Uber's Tango offering differs markedly from the ride-hailing service that has made the American company famous around the world. Uber's dispatching system sends out drivers from a local nonprofit organization in their own cars. The drivers charge around half as much as a taxi, with Uber taking a cut as a commission.
The service was used an average more than 60 times a month in its first year, according to Uber and the nonprofit. The total distance driven reached 6,754km.
"We were not sure how the service would be used, but we have learned a lot," Masami Takahashi, president of Uber's Japanese arm, said on the anniversary Friday.
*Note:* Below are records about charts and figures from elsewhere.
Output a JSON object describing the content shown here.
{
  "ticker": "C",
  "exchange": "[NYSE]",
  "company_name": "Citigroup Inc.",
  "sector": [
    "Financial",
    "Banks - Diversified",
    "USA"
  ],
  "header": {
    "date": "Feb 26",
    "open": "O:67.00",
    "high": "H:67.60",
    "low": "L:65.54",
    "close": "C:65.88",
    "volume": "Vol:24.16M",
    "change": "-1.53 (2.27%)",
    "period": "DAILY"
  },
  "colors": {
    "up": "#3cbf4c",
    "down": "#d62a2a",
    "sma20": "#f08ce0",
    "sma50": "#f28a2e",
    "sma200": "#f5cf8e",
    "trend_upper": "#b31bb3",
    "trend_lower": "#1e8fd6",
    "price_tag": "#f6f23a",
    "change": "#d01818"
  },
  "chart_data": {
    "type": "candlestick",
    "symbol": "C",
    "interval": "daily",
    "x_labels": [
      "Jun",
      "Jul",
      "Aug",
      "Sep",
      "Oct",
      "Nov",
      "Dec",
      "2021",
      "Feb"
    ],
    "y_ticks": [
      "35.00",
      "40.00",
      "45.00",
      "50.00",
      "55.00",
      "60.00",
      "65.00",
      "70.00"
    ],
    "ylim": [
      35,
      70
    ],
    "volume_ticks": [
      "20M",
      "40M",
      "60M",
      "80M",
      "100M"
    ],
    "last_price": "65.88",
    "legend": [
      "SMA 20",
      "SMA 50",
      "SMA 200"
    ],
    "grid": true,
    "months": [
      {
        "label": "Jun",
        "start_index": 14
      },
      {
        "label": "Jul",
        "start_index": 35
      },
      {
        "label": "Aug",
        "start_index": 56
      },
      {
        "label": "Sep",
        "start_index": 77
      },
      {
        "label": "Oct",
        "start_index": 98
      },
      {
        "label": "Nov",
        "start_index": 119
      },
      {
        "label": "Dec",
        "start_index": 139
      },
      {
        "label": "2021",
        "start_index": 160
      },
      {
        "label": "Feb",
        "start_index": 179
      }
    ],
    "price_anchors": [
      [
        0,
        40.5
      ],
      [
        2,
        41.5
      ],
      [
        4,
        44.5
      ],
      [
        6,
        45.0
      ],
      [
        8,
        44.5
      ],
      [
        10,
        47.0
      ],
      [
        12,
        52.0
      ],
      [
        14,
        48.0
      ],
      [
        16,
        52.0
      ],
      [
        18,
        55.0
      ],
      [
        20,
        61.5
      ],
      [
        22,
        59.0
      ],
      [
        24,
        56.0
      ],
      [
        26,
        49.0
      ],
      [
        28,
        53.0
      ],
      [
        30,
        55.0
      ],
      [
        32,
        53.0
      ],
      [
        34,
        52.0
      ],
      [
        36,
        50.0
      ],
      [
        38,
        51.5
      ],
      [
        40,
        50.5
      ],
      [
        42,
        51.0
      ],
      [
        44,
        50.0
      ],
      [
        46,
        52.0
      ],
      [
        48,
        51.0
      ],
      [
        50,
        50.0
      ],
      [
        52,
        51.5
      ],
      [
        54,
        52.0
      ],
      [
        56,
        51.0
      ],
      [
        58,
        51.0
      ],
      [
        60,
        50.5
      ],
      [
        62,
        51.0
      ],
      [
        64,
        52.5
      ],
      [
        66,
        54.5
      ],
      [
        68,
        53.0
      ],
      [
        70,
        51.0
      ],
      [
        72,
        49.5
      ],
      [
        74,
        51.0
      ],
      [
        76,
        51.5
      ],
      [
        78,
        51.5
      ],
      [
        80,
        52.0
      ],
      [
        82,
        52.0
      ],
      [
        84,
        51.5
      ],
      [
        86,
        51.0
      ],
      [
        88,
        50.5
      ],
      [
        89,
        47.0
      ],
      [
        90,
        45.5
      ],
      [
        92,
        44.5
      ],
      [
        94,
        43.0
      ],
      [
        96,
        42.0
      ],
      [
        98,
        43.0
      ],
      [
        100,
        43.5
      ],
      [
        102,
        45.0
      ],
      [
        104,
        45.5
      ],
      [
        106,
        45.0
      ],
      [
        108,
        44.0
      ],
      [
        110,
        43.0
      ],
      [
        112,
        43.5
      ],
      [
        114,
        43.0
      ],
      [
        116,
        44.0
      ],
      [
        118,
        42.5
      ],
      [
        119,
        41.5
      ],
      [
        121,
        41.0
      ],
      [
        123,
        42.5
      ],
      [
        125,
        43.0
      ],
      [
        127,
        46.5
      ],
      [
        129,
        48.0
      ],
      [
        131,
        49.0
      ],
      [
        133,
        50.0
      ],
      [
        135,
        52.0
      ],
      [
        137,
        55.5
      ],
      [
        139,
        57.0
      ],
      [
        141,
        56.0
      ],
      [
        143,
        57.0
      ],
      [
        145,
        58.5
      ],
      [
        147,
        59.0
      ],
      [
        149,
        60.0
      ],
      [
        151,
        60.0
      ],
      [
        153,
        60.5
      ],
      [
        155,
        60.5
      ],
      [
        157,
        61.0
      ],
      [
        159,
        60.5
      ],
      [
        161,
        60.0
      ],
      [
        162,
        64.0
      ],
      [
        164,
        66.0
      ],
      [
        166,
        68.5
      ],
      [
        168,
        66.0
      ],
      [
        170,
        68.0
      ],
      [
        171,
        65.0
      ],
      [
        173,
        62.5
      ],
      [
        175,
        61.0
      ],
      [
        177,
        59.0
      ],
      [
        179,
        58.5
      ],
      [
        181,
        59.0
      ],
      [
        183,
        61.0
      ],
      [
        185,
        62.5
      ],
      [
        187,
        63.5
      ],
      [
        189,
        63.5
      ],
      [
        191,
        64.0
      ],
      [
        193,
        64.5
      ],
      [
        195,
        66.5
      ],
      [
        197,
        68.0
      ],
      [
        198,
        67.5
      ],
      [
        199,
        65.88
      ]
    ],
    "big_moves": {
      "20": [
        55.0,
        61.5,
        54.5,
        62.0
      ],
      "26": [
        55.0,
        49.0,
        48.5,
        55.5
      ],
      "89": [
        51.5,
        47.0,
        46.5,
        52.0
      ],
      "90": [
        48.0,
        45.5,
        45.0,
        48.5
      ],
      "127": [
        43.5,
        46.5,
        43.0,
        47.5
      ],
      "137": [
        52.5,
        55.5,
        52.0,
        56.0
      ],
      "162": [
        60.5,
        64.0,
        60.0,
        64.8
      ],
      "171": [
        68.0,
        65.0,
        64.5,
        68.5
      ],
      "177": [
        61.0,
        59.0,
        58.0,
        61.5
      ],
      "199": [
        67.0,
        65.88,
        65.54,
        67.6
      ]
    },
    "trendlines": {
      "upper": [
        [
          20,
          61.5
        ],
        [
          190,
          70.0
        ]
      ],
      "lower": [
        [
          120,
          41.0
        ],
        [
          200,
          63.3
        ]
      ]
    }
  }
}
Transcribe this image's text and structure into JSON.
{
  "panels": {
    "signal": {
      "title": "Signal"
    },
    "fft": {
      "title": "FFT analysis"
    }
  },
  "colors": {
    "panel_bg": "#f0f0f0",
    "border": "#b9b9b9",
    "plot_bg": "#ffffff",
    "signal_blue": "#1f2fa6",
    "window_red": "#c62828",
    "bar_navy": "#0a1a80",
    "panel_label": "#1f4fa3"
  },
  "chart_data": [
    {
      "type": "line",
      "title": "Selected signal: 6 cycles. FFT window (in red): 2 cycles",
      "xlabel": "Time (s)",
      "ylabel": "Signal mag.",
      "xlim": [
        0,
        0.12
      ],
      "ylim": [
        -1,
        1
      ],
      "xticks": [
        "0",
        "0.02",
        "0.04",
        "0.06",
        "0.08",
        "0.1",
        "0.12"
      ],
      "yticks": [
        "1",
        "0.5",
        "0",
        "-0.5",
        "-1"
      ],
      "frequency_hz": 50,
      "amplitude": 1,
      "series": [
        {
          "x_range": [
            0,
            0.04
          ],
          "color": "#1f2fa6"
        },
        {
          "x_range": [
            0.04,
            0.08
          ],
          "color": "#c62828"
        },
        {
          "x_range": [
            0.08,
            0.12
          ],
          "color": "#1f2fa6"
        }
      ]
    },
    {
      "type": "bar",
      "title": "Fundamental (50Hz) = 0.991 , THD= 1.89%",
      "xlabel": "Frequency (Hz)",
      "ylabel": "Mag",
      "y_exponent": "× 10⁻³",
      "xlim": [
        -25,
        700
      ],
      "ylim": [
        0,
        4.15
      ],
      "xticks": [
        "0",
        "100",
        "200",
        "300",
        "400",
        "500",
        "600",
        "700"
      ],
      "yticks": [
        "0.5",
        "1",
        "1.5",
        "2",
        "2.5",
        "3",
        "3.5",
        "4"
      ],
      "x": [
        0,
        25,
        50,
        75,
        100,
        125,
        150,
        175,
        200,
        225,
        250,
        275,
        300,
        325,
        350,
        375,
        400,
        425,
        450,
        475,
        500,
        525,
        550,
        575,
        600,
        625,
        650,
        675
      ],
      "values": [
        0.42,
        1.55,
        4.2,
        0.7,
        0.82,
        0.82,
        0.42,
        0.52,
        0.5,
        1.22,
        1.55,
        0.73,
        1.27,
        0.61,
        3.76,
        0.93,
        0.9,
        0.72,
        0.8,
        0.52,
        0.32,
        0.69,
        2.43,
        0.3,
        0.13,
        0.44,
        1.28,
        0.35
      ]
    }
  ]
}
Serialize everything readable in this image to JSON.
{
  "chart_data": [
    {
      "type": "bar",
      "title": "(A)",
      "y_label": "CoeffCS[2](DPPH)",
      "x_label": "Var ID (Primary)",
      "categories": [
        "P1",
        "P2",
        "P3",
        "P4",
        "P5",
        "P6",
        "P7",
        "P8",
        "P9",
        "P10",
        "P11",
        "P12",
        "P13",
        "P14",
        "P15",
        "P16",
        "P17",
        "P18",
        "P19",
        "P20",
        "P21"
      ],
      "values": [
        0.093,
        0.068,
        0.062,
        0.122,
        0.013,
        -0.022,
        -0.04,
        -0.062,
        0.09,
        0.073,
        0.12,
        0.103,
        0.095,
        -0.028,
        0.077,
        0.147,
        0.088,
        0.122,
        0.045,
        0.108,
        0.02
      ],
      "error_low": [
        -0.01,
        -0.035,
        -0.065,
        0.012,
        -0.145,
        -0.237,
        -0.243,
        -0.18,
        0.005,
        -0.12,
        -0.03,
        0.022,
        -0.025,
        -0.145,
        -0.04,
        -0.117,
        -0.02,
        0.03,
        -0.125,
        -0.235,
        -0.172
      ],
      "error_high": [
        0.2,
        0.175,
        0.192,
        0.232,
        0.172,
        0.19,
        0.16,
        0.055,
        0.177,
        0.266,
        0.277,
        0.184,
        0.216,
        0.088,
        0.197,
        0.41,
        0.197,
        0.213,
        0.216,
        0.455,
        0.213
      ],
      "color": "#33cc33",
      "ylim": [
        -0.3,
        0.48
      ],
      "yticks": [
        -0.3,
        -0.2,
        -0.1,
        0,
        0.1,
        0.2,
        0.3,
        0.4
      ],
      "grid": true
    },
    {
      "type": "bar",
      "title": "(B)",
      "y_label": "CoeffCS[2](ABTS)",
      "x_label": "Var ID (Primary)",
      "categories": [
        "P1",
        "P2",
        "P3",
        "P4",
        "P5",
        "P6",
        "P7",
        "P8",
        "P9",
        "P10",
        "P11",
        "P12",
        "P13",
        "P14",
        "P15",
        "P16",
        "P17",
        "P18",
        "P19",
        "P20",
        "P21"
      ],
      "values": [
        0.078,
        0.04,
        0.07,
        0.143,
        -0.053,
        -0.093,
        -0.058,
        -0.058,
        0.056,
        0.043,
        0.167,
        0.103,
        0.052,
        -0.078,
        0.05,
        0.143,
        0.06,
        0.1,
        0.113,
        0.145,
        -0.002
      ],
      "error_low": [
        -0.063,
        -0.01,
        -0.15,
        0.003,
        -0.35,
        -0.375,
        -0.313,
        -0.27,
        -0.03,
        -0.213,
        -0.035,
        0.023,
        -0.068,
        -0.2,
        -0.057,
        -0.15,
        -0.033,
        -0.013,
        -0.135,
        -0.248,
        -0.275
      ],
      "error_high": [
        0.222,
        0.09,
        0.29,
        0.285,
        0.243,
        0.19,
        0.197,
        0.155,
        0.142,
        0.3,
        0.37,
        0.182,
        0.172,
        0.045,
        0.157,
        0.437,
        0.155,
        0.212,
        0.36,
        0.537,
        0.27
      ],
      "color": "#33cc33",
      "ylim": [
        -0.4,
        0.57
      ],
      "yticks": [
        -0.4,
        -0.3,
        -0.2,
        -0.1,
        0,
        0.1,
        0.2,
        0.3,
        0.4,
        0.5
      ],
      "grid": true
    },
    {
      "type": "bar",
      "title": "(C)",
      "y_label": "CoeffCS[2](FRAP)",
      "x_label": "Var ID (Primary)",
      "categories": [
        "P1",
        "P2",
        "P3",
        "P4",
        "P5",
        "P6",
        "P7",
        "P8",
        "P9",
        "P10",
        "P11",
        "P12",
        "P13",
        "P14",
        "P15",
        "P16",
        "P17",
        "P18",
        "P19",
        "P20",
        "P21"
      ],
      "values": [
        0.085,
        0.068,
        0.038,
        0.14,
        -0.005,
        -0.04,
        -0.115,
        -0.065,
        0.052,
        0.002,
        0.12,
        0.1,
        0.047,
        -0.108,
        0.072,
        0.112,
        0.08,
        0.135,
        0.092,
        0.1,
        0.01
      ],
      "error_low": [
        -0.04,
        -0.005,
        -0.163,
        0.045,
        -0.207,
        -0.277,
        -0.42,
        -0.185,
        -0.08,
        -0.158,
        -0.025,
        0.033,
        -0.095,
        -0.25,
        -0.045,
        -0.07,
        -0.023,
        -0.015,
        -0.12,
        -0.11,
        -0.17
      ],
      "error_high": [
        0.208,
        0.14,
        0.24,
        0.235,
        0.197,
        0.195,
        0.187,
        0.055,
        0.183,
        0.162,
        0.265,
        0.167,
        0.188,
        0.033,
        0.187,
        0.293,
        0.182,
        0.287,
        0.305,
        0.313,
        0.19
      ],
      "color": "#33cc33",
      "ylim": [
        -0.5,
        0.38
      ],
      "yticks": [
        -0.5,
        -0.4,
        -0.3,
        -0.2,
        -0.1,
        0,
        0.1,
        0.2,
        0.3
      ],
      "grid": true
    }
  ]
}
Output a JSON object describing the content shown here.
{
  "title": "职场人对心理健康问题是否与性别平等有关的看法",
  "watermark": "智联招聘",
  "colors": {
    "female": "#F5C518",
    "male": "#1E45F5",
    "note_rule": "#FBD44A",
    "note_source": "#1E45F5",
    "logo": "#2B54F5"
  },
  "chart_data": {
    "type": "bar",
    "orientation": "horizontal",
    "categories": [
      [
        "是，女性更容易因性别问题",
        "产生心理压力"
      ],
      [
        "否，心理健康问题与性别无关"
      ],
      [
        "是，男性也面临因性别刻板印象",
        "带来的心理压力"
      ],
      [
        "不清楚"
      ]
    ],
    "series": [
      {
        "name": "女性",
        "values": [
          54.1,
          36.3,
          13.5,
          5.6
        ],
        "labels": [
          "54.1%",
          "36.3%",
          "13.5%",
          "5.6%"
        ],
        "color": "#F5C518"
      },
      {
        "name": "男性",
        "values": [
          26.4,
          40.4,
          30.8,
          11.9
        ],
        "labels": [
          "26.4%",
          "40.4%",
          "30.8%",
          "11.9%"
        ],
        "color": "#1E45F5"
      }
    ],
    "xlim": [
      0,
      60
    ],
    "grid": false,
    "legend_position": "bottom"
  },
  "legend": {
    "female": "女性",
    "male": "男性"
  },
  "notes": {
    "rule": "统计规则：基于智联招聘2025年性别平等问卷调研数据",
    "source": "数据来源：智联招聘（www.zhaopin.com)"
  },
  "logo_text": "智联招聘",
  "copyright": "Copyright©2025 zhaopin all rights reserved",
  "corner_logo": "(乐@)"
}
With more than 40% of Tango's residents aged 65 or older, rides can be booked by phone. And cash is accepted, since this demographic generally does not use credit cards.
"We have received inquiries from other municipalities," Takahashi said. Uber began a pilot project last August in Nakatonbetsu in the northernmost Japanese prefecture of Hokkaido.
But a year since the launch of the service in Tango, red tape still holds the company back from going national. A fare-charging driver must hold a professional driver's license under Japanese law, for example. Uber has been able to offer ride service using nonprofessional drivers only in Tango and Nakatonbetsu under a special dispensation from the Ministry of Land, Infrastructure, Transport and Tourism.
Amid the worldwide rise of the sharing economy, Japan has been slow to get with the program. A report submitted Tuesday to Prime Minister Shinzo Abe by the Regulatory Reform Promotion Council offered a host of recommendations -- but not on how to deregulate ride-hailing.
For now, Uber's operations in Japan are restricted to the two rural pilot projects, along with meal delivery and car service in limited areas. Broad availability of its mainline ride-hailing service will likely have to wait.